TOKYO: Japan’s 9-year government bond yields rose to nearly 0.3% in early trade on Wednesday, while those of the 10-year bonds stayed at the upper limit of the central bank’s policy band, as markets test the Bank of Japan’s resolve to pin down interest rates.
The BOJ is expected to keep its ultra-low policy at a two-day meeting ending on Thursday, even as Japan’s inflation has hit its fastest annual pace in nearly eight years and the yen is tanking as money flows from Japan seeking better returns abroad.

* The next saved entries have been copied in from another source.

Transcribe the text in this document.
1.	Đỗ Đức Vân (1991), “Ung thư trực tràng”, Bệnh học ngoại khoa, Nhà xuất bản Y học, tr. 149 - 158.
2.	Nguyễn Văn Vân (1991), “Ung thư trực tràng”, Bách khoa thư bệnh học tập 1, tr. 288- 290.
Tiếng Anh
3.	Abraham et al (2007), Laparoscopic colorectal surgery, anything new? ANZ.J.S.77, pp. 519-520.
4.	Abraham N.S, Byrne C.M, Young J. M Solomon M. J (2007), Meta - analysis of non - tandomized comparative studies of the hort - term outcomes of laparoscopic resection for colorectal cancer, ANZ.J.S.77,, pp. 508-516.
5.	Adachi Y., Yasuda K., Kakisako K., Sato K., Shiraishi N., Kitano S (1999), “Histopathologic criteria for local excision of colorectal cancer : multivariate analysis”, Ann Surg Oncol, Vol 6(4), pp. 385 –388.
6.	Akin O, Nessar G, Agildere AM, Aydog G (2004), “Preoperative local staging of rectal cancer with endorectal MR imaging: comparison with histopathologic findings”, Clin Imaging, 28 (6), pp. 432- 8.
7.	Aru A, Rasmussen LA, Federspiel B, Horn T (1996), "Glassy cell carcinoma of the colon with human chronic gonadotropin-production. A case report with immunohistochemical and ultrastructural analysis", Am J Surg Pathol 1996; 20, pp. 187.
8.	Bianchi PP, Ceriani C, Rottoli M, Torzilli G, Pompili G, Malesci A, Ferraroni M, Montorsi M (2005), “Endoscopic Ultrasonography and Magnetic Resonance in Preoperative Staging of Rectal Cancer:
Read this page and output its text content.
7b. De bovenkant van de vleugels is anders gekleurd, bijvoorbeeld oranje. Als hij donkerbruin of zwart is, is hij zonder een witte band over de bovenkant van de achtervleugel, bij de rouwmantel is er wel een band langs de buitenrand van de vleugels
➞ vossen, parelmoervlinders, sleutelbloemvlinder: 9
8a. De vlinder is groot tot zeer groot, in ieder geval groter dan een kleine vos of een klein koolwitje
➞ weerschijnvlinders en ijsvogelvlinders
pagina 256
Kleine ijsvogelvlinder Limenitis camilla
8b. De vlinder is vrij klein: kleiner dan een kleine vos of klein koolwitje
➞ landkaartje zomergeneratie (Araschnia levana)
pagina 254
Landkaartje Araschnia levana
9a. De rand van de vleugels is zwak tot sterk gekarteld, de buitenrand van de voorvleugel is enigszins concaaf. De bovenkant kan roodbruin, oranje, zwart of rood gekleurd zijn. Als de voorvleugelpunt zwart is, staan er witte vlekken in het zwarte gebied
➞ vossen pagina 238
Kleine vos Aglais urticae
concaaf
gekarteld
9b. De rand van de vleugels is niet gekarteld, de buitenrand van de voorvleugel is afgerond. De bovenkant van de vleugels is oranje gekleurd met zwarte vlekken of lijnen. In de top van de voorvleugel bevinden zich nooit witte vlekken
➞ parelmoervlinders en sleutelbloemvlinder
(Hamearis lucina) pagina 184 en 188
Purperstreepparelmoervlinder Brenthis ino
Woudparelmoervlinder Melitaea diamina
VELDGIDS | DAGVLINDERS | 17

However, markets are increasingly doubtful that policy stance can last and yields on Japan’s government bonds maturing in September 2031 rose as much as 2.5 basis points (bps) to a high of 0.295%, according to Tradeweb Markets, and was last at 0.283%.
The yield on 10-year bonds remained at 0.25%, the upper limit of the BOJ policy band.
JGB 10-year yields edge higher as investors brace for Jackson Hole
Ten year US Treasury yields, by contrast, hit an 11-year high of 3.6% overnight as investors braced for a third consecutive 75 basis point Federal Reserve rate hike on Wednesday.
The divergence has been driving Japan’s currency lower and lower this year and speculators have assailed the Japanese bond market in a wager that the central bank will eventually give up on the vast bond buying project that keeps yields pinned down.
“If the Bank of Japan had abandoned its support to keep the yields low, the 10-year yields could skyrocket above 0.3% easily,” said a market participant at a domestic asset manager. So far the BOJ has been steadfast and on Tuesday poured some 836 billion yen ($5.81 billion) into bond purchases to hold the ceiling of 0.25% on the 10-year yield.
But pressure is being felt along the curve and is evident in the central bank’s tempo of purchase offers. On top of a standing offer to buy unlimited amounts of 10-year bonds daily, The BOJ said earlier on Wednesday it would conduct unscheduled bond buying.
The yield on bonds with nine years to maturity are above the target as they fall just outside the BOJ’s primary target window and traders say bonds soon to roll out of the target tenor are crowded with short positions.
Ten-year JGB futures, another popular vehicle for short sellers, hit an almost three-month low on Wednesday. The 20-year JGB yield rose to as high as 0.980%, its highest since January 2016, before falling to 0.970%.
The five-year yield rose 1.5 basis points to 0.065%, its highest since June.